In general, the protocols for the MOU agreements across the US are designed to respond to all types of hazardous situations that might take place within the area (Schwerzmann et al., 2017). However, according to the well-known Tenth Amendment to the US Constitution, state authorities are entitled to have a high level of autonomy when it comes to the decision-making processes relevant to the community. Thus, some states, instead of following the nationwide recommendations in terms of defining the MOU requirements, develop strategies that seem to be working for the local residents. For example, the state of Virginia has defined four major healthcare hazards that presuppose the MOU agreement formed between the healthcare agencies and pharmacies, including:
Pandemic influenza vaccine emergency response;
Antiviral emergency response;
Anthrax emergency response;
Response to a natural disaster (ASTHO, 2018, p. 4).
Hence, taking everything into consideration, it might be concluded that the MOU agreement management within the US healthcare context has now become one of the most widespread yet challenging aspects of public health and emergency response. Thus, in order to realize the level of responsibility taken, it is of crucial importance to dwell upon the detailed planning of the requirements expected as a result of the cooperation. The future implications of the MOU agreement handling should concern the peculiarities of more health hazards across local authorities.
References
ASTHO. (2018). Memorandum of agreement between Virginia department of health and _ n Virginia for emergency medical countermeasures. Web.
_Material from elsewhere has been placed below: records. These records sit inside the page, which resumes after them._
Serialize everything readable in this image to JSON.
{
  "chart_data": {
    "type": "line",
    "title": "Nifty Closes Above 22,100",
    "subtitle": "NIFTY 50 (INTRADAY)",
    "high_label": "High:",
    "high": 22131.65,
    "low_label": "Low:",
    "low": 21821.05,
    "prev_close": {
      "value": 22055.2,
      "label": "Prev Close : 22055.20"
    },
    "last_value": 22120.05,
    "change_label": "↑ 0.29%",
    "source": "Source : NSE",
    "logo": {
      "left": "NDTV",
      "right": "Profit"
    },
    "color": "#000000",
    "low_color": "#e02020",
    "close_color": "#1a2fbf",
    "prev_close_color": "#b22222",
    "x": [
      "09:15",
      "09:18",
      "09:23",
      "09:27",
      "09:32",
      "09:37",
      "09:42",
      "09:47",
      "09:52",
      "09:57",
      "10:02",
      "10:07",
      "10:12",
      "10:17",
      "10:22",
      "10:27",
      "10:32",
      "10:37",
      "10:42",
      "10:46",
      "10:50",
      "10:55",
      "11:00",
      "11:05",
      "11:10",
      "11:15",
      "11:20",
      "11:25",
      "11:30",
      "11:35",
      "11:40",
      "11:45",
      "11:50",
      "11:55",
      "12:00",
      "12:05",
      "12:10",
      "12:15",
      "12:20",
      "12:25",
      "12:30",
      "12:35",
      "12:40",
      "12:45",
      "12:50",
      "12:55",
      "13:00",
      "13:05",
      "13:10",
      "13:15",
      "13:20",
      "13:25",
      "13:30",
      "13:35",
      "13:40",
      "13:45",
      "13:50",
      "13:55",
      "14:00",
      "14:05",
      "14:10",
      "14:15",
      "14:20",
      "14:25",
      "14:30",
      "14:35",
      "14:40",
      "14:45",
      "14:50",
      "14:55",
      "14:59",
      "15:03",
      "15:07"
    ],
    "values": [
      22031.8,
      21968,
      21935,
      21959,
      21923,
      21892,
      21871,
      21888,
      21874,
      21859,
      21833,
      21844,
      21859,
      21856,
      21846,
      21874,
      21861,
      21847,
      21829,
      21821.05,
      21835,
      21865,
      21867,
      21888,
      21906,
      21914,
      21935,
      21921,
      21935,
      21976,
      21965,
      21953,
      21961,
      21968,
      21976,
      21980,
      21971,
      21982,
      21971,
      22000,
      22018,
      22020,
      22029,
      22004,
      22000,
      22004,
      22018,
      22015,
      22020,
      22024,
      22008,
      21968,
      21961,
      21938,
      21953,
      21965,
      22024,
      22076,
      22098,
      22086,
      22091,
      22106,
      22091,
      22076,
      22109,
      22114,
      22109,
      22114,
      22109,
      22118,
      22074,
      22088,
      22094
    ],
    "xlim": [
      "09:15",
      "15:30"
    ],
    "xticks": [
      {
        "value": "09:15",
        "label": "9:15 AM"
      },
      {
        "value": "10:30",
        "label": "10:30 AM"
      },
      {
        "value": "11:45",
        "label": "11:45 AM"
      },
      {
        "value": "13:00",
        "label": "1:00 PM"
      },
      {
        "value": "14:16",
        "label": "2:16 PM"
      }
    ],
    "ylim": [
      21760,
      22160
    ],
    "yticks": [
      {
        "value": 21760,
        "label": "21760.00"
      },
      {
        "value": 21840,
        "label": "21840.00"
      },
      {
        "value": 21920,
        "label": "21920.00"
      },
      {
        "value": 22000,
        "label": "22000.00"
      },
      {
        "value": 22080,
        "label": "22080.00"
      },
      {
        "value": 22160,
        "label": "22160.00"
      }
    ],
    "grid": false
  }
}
ASTHO. (2018). Memorandum of understanding toolkit for public health agencies and pharmacies. Web.
Balick, R. (2017). Pharmacy–public health coordination keeps communities a step ahead of pandemic influenza. Pharmacy Today, 23(8), 46.
CDC. (2020). COVID-19 vaccination program interim playbook for jurisdiction operations. Web.
CDC. (2020). Different COVID-19 vaccines. Web.
Damari, B., Rostamigooran, N., & Farshad, A. A. (2019). Challenges of memorandum of understanding as a tool for strengthening intersectoral collaboration in health system. SDH, 5(3), 170-176.
Fitzgerald, T. J., Kang, Y., Bridges, C. B., Talbert, T., Vagi, S. J., Lamont, B., & Graitcer, S. B. (2016). Integrating pharmacies into public health program planning for pandemic influenza vaccine response. Vaccine, 34(46), 5643-5648.
Schwerzmann, J., Graitcer, S. B., Jester, B., Krahl, D., Jernigan, D., Bridges, C. B., & Miller, J. (2017). Evaluating the impact of pharmacies on pandemic influenza vaccine administration. Disaster Medicine and Public Health Preparedness, 11(5), 587-593.